In conclusion, this study provided some very important data and information about the clinical effects of mechanical versus manual methods of manipulation. It provided a good estimate of treatment effect sizes for changes in NPRS and ODI, which can now be used for power analysis in a future randomized trial. The wide variation in clinical practice patterns and management styles between the clinicians was a very interesting finding that could only have been uncovered within the context of a “treatment-as-usual” research design. Treatment expectancy was found to be a surprisingly strong predictor variable that was independent of treatment method. These data will play an important role in the design and implementation of a future randomized clinical trial that will impose a structured treatment frequency and use of physical agents, while controlling for treatment expectancy and attention bias.

PRACTICAL APPLCATIONS.

• Primary outcome measures were Numeric Pain and Oswestry scores compared from baseline to 4 weeks.

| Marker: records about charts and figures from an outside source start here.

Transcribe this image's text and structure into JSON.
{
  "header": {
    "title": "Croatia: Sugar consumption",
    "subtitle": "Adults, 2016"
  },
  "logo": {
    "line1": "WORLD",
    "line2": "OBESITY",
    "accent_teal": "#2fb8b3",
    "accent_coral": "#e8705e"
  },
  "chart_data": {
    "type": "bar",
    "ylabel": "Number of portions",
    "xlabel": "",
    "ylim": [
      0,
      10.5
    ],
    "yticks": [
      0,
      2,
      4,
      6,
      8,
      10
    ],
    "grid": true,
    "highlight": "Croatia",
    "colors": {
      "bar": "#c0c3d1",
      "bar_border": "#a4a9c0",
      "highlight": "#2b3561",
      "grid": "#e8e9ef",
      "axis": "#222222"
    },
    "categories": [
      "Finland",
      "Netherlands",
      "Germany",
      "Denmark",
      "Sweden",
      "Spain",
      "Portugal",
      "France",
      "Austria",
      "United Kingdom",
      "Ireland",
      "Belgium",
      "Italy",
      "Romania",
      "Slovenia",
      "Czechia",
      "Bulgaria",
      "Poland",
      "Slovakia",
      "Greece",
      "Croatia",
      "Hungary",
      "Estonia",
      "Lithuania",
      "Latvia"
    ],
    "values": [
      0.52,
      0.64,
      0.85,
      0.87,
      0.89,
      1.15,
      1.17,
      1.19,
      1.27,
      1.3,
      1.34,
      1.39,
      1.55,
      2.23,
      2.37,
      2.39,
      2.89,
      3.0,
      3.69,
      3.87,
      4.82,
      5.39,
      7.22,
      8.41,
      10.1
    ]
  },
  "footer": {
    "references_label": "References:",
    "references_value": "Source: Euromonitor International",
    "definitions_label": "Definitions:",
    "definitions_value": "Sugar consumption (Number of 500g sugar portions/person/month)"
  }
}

• Manual manipulation group showed greater reduction in Numeric Pain scores at 4 weeks, but no difference between groups in Oswestry scores at 4 weeks.

• Treatment expectancy was found to be a strong predictor variable and confounder.

• Wide variations in treatment frequency/duration and modalities were found between the cohorts.

• This study highlights the inherent difficulties of observational research studies.